World's Greatest Dad was made in 2008 and opened at Sundance in early 2009, and is now on DVD and Blu-Ray. It was directed by Bobcat Goldthwait, who also directed Shakes the Clown (in which Robin has an uncredited cameo) and Sleeping Dogs Lie, a romantic comedy where a girl reveals she fellated a dog in college and her relationships start to fall apart. (We don't make these things up, folks.)

Tropes used in World's Greatest Dad include:
  • Actor Allusion: Robin Williams plays a poetry teacher at a private school where a student commits suicide.
    • At one point, one of his colleagues has written a short story whose title Robin identifies as being a reference to Isaac Asimov's I, Robot. Robin Williams starred in the film adaptation of Asimov's Bicentennial Man, but you can forgive someone for considering it an allusion.
  • Contemptible Cover: Some people who otherwise would have seen this film were driven away by the poster (above), since no one seems to have told the designers that "red text on a white background" has become synonymous with extremely horrible movies. Also, considering the last Robin Williams film to use the "red text on a white background" cliche was License To Wed... thank goodness the DVD cover is much different.
  • Erotic Asphyxiation - How Kyle dies, as said above.
  • Hey, It's That Guy! - Voice actor Tom Kenny has a cameo as a television producer. Kenny and Goldthwait were high school friends and performed comedy under the name "Tomcat and Bobcat," which is where Goldthwait acquired his nickname (and no, it's not the source of the name of Kenny's best known role.).
  • Mood Whiplash - Claire sexually teasing and fondling Lance is followed right by Kyle's death.
  • Male Frontal Nudity - Robin Williams strips down to only his socks for the final scene where Lance jumps off a diving board after revealing the truth about what happened to Kyle. Not meant as Fan Service or even Fan Disservice, but symbolic of how he's stripped off everything from his old life and become reborn. Most viewers still call it Fan Disservice (unless of course they're really into Robin Williams). Incidentally, this is the only part of the film interviewers seem to want to talk about with Robin and Bobcat. Robin and Bobcat are more than happy to answer, however.
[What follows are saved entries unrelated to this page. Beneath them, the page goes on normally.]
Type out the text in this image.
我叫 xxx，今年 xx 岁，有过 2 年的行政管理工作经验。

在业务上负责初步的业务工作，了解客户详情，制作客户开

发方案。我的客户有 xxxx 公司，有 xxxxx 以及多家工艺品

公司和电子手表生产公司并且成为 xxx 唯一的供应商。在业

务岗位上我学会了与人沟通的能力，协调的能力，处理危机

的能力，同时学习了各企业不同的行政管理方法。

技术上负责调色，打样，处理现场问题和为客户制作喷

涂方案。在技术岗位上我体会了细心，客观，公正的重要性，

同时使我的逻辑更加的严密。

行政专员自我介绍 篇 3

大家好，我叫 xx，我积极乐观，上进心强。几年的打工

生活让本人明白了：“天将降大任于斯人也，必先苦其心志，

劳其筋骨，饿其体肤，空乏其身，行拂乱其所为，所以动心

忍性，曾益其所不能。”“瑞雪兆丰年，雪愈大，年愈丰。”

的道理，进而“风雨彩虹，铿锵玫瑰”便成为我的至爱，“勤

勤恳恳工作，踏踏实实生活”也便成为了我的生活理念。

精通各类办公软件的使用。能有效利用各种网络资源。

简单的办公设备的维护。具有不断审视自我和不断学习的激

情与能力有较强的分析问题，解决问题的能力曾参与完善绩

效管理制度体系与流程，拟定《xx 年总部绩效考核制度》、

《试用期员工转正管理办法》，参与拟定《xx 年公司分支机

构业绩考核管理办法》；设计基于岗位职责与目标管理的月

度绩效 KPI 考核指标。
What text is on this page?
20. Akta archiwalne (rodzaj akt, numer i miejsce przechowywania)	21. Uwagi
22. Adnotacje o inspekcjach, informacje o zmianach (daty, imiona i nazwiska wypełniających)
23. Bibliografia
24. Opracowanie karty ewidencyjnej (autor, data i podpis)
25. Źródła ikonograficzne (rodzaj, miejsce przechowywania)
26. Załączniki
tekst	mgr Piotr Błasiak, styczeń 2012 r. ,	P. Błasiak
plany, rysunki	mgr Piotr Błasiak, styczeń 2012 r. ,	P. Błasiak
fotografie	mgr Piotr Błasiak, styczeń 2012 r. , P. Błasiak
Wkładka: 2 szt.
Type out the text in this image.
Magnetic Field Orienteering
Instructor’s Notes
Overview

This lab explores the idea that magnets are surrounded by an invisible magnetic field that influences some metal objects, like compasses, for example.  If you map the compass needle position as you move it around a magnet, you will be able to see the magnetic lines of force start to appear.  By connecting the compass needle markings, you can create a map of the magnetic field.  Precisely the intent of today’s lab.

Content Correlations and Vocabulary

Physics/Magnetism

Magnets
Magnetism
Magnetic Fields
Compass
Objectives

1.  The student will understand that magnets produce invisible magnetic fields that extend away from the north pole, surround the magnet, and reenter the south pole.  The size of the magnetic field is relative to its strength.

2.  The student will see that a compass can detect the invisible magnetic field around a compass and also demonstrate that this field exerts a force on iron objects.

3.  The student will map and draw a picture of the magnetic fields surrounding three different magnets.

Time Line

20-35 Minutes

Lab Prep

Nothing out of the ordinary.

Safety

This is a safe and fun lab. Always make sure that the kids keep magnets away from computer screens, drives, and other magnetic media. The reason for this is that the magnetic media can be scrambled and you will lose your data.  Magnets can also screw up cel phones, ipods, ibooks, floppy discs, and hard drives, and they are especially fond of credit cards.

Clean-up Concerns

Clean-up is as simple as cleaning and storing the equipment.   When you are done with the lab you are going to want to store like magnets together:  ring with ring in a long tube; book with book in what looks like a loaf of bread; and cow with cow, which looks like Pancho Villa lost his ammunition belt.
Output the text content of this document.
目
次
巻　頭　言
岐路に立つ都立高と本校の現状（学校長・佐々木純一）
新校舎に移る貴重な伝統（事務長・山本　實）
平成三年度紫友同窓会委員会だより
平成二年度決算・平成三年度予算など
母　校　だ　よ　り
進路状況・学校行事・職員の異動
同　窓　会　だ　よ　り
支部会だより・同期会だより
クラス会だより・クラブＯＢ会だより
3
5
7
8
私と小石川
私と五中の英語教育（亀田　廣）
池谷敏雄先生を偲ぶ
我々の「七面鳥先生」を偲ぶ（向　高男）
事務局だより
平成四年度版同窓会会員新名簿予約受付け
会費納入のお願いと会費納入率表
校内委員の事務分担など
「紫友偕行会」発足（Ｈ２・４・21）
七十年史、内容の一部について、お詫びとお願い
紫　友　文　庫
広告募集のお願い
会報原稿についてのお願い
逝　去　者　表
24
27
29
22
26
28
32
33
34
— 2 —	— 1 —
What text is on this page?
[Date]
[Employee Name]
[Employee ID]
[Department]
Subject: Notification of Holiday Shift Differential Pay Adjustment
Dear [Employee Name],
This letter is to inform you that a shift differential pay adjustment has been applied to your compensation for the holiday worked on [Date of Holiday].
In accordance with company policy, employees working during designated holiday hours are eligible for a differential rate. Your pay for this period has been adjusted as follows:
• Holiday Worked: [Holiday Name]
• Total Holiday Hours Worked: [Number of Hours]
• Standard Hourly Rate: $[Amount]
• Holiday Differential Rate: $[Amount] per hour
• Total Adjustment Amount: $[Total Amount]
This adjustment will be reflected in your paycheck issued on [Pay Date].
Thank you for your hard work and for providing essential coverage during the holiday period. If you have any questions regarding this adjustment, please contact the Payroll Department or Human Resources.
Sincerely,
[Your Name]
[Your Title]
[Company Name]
  • May-December Romance: Lance is considerably older than Claire, depending on whether Lance is supposed to be around the same age as Robin Williams or not.
  • Never Trust a Trailer - The trailer makes it seem like it's just about Robin Williams raising an extremely difficult son. They do show clips of Robin's nude pool dive from the ending, but they make it seem more comical than it really is. On the other hand...
  • Pac-Man Fever - All the technology in the movie is contemporary to the time it was filmed, 2008, yet Kyle's game of choice is Doom. Then again, DOOM is still incredibly popular today.
  • Post-Mortem Conversion: A father recasting his worthless son as a tragic idol after he dies from Autoerotic Asphyxiation.
  • Shout-Out - Lance quotes Simon Pegg on modern zombies ("Death is an impediment, not an energy drink").
  • News Articles Always Spoil - Anyone who read any news articles on the film before they saw it would already know that Kyle dies.
  • Teens Are Monsters - Kyle.
  • Too Soon - This film started showing at places other than Sundance just shortly after David Carradine's death. Critics did not let this slide (never mind that it was filmed in 2008). On the other hand, the film's satire of people being turned into saints after their death is, well... quite timely.